Gender is based on what the individual believes he/she is or who they feel to be.
I believe that in the past we had a narrow-minded way of viewing genders, which is why we have restrooms available to only men and women.
Now, however, we are aware different gender identities exist, and should have different restrooms that cater to needs of varying gender identities.
Gender-inclusive restrooms, I believe, will increase gender equality, but in order for this to work, the mindset of society would have to change and be accepting of the exposure of gender neutrality.
“It is uncomfortable for me because it was something new that I wasn’t use to and I’m not sure I want to get used to it, because my whole life I’ve been accustomed to the phrase don’t go into the boys restroom,” said an anonymous female after using a gender-inclusive restroom.

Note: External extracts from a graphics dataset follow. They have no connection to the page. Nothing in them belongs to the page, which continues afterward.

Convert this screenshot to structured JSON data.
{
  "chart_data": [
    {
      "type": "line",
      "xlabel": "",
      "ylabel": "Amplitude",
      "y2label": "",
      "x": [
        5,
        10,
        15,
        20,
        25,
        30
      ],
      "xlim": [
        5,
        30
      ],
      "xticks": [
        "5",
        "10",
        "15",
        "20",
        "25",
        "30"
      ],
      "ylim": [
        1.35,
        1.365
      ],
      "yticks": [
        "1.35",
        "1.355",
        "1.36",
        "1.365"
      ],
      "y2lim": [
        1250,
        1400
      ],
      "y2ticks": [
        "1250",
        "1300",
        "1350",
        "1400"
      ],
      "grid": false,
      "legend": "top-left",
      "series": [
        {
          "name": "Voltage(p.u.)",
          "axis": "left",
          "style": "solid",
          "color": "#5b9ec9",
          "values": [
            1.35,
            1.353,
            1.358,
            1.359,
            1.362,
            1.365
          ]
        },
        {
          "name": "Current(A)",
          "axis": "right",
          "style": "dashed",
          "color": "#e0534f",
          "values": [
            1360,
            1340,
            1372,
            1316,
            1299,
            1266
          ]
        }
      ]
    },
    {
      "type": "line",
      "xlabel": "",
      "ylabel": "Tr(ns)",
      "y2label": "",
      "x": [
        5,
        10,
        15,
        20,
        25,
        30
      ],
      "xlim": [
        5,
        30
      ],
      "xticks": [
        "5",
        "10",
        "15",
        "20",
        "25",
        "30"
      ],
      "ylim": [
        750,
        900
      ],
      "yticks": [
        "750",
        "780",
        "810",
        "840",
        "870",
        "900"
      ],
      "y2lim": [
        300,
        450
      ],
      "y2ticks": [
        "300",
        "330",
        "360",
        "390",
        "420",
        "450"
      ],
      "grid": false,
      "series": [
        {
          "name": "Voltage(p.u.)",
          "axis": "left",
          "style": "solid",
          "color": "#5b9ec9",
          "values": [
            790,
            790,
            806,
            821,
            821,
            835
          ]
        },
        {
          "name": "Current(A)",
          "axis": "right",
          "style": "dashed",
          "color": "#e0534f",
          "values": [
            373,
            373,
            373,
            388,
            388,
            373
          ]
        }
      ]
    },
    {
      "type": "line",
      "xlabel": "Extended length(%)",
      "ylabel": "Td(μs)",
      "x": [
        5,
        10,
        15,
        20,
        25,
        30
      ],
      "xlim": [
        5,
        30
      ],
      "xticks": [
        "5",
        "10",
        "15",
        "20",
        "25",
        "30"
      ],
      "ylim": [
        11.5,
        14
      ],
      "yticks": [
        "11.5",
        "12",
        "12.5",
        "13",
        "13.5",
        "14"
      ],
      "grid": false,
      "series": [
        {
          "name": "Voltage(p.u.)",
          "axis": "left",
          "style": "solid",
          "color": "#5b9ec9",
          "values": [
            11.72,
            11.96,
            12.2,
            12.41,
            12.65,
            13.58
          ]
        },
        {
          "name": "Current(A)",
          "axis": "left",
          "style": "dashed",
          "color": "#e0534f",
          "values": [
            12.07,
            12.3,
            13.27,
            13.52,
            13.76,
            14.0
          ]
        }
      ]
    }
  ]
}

Gender-inclusive restrooms don’t only help transgender and gender nonconforming people, they also help others be more accepting and open-minded.

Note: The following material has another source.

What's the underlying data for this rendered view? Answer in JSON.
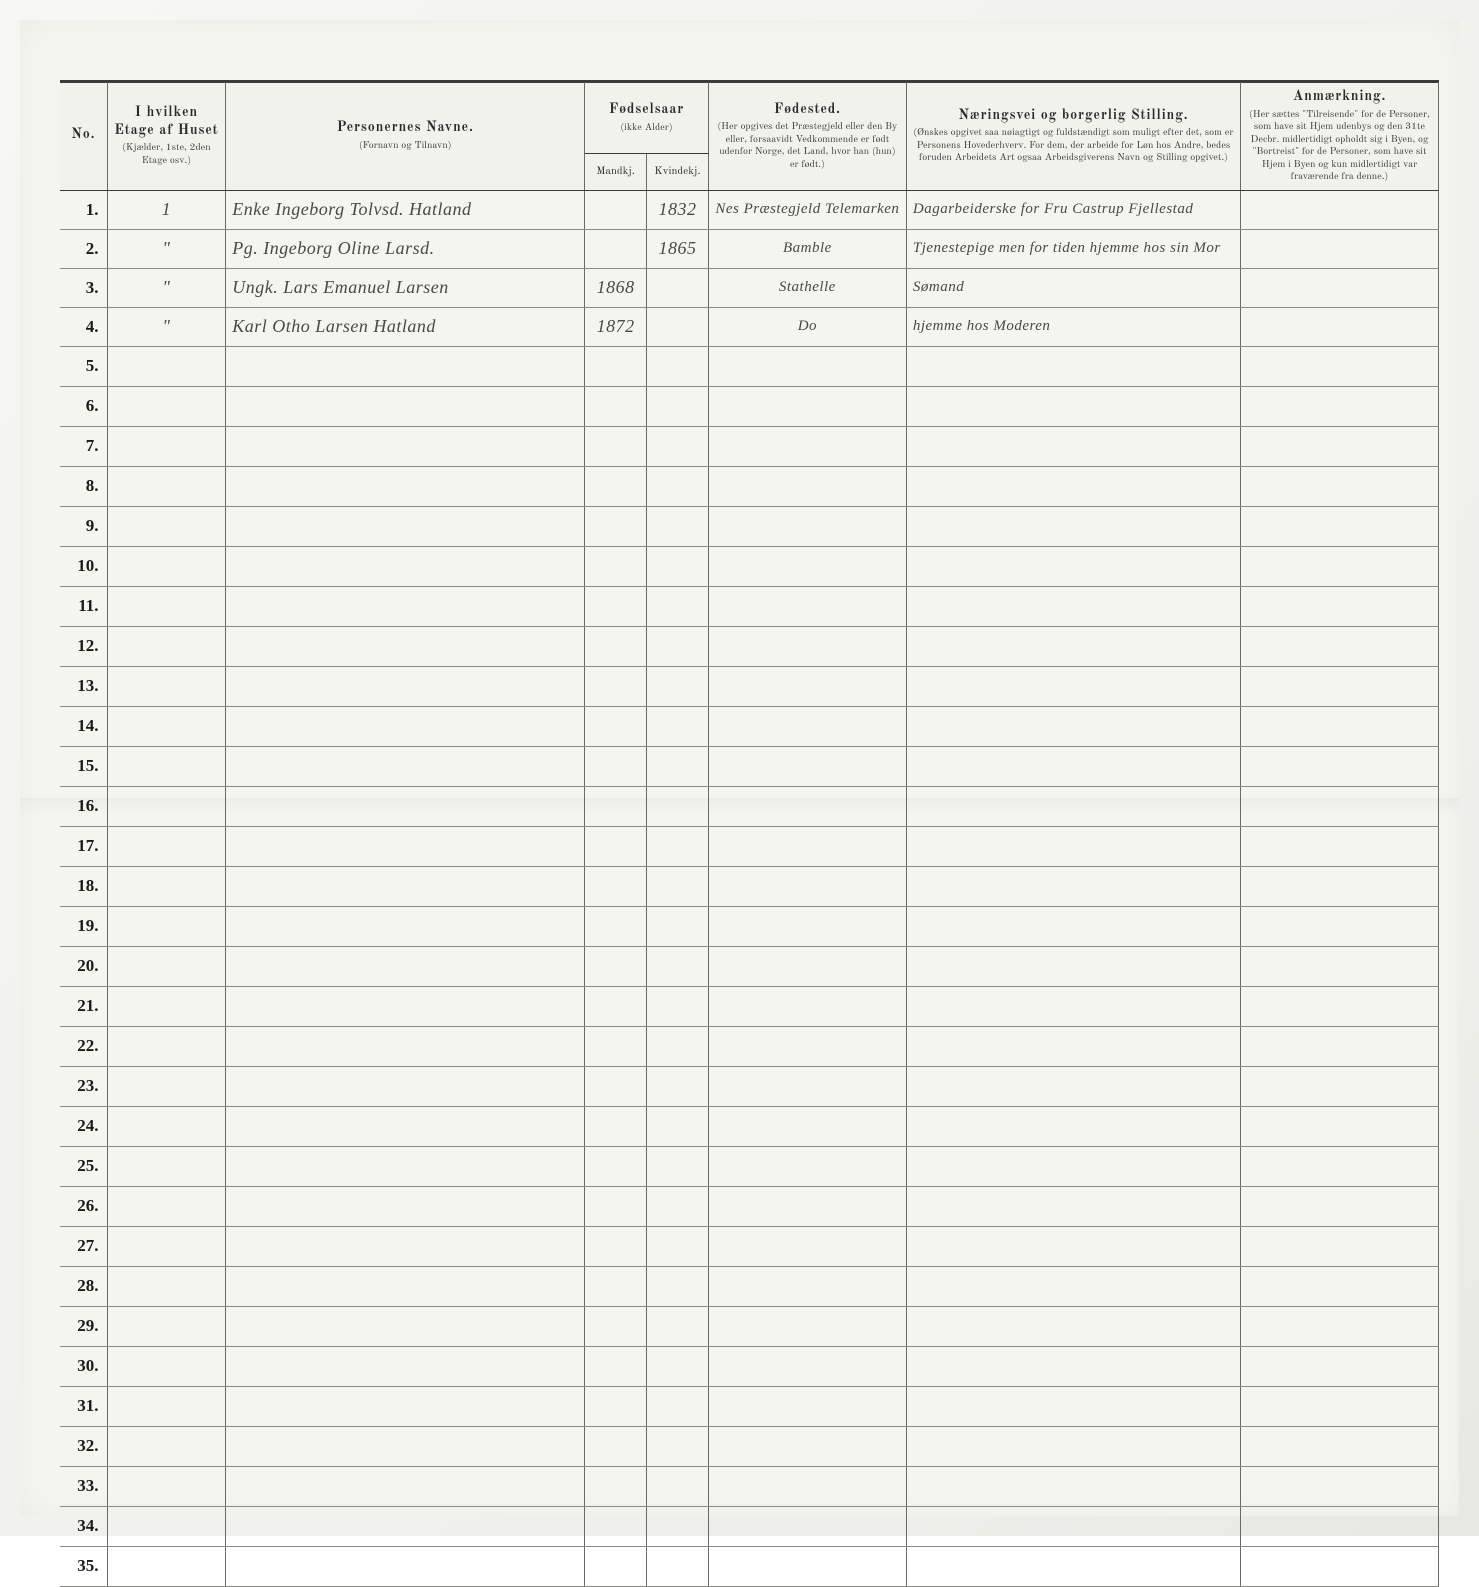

“It provides visibility for an issue that is never talked about and does a service to all students because it doesn’t only affect transgender and gender nonconforming students.
It affects students that have disabilities and need a care taker of the opposite sex with them. It affects parents that go/visit this campus and need to take children of the opposite sex to the restroom with them,” said Jorge Rivera leader of the Pride Center.
After using the gender-inclusive restroom (which, prior to the change, was the men’s restroom) I felt comfortable; I mean, we are all in there for the same purpose.
As I was washing my hands, two guys who were also washing their hands looked at me in shock; one of them asked, “Does it feel weird to be in here?” to which I responded no.
If gender-inclusive restrooms are permitted, the facilities would have to change according to gender neutrality label; for example, the pads and tampons box should be installed along with trashcans in each of the stalls, and the urinals would have to be boxed off.
Society has to be open-minded with gender-inclusive restrooms, and the societal attitude will hopefully be more accepting to all genders.